Nowadays, a simple way to start would be to use SOTA LLMs to generate synonyms offline, and use this for query expansion at query time. At least in a context where queries are small, that should give decent results. This has however diminishing returns because of cost (the more synonyms the more expensive querying the index), and also you lose precision with diminishing returns on increased recall.
Ofc, for complex search like google, I am sure it is much more complicated
Re: LLMs, I was trying to better understand how pre-LLM search worked, hence the interest in the topic.

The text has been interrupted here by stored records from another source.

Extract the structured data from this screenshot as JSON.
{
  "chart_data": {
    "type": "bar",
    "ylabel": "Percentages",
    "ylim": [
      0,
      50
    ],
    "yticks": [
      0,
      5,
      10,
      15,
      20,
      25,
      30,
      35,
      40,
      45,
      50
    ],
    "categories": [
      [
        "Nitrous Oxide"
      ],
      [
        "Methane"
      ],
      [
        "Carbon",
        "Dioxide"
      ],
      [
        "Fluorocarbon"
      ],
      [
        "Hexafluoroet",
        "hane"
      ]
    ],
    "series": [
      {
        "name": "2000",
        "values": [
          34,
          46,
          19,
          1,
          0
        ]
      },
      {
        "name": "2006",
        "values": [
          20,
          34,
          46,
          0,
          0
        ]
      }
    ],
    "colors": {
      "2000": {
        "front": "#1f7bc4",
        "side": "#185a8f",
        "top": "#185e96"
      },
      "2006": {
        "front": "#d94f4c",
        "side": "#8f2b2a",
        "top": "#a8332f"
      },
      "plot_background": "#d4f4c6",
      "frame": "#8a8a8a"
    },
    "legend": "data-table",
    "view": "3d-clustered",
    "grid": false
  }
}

Any chance you have any open source links that discuss how you practically operate a system based on the concept you describe (manual query rewrite w/i a session as your data set)? Perhaps it's obvious to an NLP person how to reduce that "idea" to practice, but it is not to me!
You're definitely right about the idea though - a former Search engineer obliquely mentioned that this sort of session based manual query rewriting was very core to how the synonym system worked.
It is hard to find modern references on this. When I led a search group, coming from an ML but non search background, I found the following most useful
Kind of like a distance/similarity metric for words, but not an embedding. Joint probability. I once used it to automatically group words into multiword tokens. The wiki page is informative. But wouldn't know what they were using.